After fighting a long battle with lung cancer, Danny died at Nazareth Hospital, Philadelphia on August 3, 1993.  He was buried at Resurrection Cemetery, Trevose, Pennsylvania following a Mass of Christian Burial at Saint Dominic's Catholic Church in northeast Philadelphia. 

As of January 1997 Angie remained employed in the finance office of the U.S. Navy Depot in Northeast Philadelphia where she had worked since the mid 1970s.  Following Danny’s death she kept in close contact with her children and grandchildren.  In 1998, her son Danny and his wife Wanda came to live with her in the family home at 8602 Gillespie St., Philadelphia, PA 19136. 

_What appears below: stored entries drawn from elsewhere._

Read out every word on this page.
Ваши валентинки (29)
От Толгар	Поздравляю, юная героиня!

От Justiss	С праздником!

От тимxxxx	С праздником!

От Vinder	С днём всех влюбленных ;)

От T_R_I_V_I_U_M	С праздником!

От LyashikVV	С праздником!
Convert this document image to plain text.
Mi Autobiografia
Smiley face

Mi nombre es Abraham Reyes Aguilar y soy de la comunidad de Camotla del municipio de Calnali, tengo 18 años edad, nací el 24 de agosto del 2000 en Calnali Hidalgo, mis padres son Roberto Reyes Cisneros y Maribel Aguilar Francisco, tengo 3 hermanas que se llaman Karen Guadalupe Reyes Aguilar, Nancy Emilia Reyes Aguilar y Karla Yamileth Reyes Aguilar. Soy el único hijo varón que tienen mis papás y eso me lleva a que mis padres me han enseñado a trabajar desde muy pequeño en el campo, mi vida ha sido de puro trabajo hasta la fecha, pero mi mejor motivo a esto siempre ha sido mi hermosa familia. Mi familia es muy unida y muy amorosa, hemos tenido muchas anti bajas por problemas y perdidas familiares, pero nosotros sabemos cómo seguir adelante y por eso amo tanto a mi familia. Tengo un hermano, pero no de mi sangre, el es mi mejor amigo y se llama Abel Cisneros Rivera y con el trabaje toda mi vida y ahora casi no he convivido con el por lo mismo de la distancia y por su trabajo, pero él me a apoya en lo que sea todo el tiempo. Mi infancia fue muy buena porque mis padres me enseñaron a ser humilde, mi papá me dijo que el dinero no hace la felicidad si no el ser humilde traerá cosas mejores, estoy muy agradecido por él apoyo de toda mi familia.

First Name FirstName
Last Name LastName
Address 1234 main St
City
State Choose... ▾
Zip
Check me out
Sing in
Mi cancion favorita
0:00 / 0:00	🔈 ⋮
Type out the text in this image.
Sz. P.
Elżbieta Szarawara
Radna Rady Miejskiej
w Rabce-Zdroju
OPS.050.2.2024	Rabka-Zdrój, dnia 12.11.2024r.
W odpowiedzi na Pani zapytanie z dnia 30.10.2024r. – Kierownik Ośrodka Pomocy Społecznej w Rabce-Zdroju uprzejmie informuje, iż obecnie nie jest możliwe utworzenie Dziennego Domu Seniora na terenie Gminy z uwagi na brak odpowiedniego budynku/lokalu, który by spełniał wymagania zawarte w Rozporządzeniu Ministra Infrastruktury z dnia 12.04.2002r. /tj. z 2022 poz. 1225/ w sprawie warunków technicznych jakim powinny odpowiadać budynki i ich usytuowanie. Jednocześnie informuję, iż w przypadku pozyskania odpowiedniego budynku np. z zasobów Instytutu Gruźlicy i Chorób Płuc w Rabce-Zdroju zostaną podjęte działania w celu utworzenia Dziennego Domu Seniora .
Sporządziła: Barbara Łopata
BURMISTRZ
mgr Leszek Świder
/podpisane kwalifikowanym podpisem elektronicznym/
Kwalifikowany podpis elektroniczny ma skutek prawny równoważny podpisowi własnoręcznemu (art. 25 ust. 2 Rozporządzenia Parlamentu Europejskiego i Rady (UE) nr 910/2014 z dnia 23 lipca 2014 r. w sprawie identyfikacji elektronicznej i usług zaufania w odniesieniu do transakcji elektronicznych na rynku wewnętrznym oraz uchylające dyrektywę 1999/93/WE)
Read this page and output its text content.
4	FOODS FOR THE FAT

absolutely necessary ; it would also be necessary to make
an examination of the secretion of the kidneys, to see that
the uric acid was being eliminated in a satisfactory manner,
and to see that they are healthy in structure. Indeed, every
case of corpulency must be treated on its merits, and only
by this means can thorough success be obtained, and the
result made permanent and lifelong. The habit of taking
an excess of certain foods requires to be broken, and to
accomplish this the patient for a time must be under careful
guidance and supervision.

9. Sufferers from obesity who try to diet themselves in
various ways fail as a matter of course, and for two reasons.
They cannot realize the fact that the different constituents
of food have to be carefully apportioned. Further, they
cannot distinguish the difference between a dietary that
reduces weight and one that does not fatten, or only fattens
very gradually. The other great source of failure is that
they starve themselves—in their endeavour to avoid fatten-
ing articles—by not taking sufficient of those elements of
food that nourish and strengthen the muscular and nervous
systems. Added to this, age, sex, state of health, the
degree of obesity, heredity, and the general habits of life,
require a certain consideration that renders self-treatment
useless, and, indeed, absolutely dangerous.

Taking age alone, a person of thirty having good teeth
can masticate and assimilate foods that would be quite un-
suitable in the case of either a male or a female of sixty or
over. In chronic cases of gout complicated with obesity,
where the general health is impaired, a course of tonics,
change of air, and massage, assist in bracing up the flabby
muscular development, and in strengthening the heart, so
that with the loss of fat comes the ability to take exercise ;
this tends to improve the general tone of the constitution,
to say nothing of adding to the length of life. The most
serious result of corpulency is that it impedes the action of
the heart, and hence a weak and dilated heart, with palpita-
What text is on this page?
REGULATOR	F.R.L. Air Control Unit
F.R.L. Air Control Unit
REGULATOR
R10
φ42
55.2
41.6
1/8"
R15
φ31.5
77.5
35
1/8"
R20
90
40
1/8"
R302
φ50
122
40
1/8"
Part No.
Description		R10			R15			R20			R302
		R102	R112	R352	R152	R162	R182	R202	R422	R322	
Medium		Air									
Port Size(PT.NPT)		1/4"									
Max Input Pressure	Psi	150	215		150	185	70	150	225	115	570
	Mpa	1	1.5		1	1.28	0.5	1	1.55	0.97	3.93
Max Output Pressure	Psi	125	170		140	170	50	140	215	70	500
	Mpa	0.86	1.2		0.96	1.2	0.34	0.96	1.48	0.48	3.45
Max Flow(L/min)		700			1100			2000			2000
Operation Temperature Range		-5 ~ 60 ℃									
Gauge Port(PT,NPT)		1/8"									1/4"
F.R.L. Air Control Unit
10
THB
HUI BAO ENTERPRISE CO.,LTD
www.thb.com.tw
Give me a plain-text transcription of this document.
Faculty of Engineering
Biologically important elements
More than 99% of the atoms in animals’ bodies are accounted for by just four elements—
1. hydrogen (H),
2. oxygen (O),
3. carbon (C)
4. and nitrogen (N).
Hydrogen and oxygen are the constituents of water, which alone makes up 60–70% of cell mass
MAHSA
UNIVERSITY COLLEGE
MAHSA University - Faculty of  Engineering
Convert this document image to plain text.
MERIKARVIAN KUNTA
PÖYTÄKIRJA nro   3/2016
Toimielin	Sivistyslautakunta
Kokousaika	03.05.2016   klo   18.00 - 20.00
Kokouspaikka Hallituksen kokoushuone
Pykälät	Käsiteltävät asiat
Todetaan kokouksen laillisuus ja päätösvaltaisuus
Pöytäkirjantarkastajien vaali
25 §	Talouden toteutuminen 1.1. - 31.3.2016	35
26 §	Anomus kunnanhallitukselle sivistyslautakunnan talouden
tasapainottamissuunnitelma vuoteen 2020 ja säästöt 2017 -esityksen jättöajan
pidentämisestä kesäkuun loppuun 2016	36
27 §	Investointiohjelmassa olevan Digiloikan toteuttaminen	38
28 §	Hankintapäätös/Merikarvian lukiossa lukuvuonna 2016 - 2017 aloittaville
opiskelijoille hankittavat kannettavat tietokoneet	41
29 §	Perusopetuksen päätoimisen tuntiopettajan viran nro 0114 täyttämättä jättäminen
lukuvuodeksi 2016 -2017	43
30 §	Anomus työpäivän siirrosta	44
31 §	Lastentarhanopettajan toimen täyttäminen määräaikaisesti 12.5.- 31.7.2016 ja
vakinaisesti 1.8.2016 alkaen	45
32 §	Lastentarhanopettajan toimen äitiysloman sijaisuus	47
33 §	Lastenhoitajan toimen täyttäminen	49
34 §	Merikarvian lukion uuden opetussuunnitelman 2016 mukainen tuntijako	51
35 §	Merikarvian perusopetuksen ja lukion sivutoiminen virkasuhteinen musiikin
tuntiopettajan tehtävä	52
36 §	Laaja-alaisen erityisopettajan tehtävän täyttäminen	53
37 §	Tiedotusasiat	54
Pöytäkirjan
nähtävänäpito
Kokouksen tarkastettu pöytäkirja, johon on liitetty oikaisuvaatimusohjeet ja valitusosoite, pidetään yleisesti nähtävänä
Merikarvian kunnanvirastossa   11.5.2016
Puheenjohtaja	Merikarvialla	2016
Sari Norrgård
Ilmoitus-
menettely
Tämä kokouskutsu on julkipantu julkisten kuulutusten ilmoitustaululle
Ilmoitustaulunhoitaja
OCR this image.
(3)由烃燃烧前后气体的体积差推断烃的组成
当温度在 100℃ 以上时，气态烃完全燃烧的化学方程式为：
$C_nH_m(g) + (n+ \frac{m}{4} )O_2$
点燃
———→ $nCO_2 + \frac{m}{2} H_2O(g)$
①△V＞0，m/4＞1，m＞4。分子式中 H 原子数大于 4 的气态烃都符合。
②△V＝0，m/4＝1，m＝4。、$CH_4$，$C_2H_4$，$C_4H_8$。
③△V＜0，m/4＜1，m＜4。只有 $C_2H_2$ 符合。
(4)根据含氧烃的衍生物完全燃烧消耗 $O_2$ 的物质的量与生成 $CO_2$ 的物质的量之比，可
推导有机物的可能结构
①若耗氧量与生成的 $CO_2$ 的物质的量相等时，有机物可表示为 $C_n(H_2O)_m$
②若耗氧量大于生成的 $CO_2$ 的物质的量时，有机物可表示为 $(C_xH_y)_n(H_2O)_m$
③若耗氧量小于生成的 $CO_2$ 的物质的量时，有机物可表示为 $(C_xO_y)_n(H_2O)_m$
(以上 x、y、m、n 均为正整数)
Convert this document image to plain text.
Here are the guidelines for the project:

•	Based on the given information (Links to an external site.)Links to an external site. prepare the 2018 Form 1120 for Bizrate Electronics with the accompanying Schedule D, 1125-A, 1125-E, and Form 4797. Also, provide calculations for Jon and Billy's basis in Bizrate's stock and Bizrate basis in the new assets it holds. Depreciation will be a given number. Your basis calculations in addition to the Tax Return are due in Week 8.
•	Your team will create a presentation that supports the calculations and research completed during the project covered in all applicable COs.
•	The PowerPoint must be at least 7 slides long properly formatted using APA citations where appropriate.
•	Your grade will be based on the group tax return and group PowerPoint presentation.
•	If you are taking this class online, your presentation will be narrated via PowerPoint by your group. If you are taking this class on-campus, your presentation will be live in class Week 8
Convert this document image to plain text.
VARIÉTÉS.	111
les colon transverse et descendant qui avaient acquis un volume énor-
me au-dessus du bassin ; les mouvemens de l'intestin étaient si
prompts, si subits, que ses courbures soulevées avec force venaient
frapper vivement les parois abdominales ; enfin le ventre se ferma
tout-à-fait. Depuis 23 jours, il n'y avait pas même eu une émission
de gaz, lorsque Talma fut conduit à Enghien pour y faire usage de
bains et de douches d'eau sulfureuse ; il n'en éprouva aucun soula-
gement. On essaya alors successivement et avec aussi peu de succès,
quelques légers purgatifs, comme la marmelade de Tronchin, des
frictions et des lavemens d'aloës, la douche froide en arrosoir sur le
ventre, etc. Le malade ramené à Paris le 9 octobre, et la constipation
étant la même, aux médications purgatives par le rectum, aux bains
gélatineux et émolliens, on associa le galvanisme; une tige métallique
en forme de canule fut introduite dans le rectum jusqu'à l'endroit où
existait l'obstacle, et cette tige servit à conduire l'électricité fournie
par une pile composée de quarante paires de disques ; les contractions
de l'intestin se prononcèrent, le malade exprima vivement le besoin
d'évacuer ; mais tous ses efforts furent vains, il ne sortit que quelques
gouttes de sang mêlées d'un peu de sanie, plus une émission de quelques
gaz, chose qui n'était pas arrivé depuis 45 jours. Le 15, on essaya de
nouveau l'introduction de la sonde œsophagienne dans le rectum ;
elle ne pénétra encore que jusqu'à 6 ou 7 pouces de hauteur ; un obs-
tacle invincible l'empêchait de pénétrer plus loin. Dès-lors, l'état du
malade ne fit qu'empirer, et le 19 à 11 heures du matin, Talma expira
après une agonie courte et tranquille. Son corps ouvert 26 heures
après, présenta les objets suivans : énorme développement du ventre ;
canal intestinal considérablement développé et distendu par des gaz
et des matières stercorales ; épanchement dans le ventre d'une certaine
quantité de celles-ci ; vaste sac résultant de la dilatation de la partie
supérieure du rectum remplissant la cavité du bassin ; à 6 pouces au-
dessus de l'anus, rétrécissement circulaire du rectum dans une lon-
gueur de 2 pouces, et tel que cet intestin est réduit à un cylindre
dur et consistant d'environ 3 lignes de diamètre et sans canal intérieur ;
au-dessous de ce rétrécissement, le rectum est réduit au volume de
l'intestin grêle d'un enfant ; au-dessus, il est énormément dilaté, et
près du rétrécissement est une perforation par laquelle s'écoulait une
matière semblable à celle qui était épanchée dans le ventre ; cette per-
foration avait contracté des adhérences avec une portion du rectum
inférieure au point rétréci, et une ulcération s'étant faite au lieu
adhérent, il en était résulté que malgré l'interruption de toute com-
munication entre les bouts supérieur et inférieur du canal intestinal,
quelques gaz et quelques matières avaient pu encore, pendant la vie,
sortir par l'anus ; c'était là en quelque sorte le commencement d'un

In 2000, she moved to Warrminster, Bucks County Pennsylvania to live with her Mary Jo. She lived there until she passed away on January 18, 2004. Following Mass at Nativity of Our Lord Catholic Church, Warminister, Pennsylvania she was buried with Danny in Resurrection Cemetery.

Note: Dan's descendants included children Daniel, Julian "Judy", Lisa and Mary Jo and their Klebes, Manning,  D'Asgenzo and Rydzewski descendents.